MacFarlane pleaded guilty in June to a fraud conspiracy. He admitted paying college admissions counselor Rick Singer $200,000 in 2013 to fabricate a profile for his daughter, claiming she was a “U.S. Club Soccer All American” in high school. The woman graduated in 2018 but never played for the USC team, prosecutors said.

‘Real Estate Consulting’

MacFarlane also paid $250,000 in 2016 to win admission for his son, who attended the school only briefly before withdrawing.
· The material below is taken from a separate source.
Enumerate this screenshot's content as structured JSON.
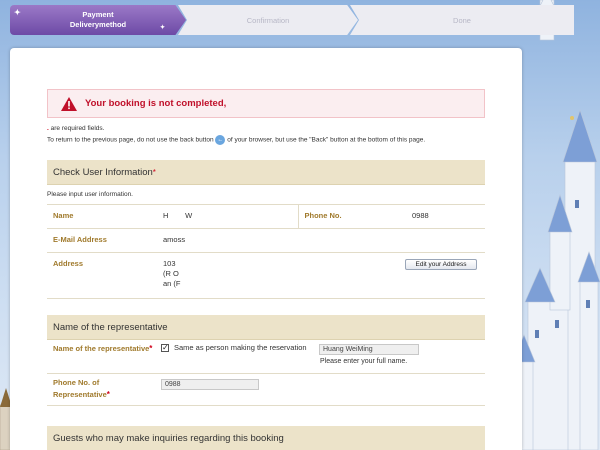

The elder MacFarlane planned to claim that $200,000 was for “real estate consulting,” while the $50,000 payment went to “USC athletics,” prosecutors said.

Sixteen parents are fighting the charges filed by U.S. Attorney Andrew Lelling, and his office is also pursuing cases against others including college coaches and test administrators.

Separately on Wednesday, Igor Dvorskiy, the head of the West Hollywood College Preparatory School who oversaw college-admission testing, pleaded guilty to a racketeering conspiracy, saying he took almost $200,000 to allow cheating on SAT and ACT exams, prosecutors said. He’s cooperating with the government and has agreed to testify against the parents who are taking their case to trial.

Dvorskiy, 53, allowed Singer’s associate Mark Riddell to correct test answers, or in some cases take the exams, for children of parents who paid as much as $75,000, prosecutors said. Dvorskiy was paid $10,000 per test by Singer, prosecutors said.

Under the plea agreement, prosecutors will recommend Dvorskiy serve two years in prison.

The case is U.S. v. MacFarlane, 19-cr-10131, U.S. District Court, District of Massachusetts (Boston).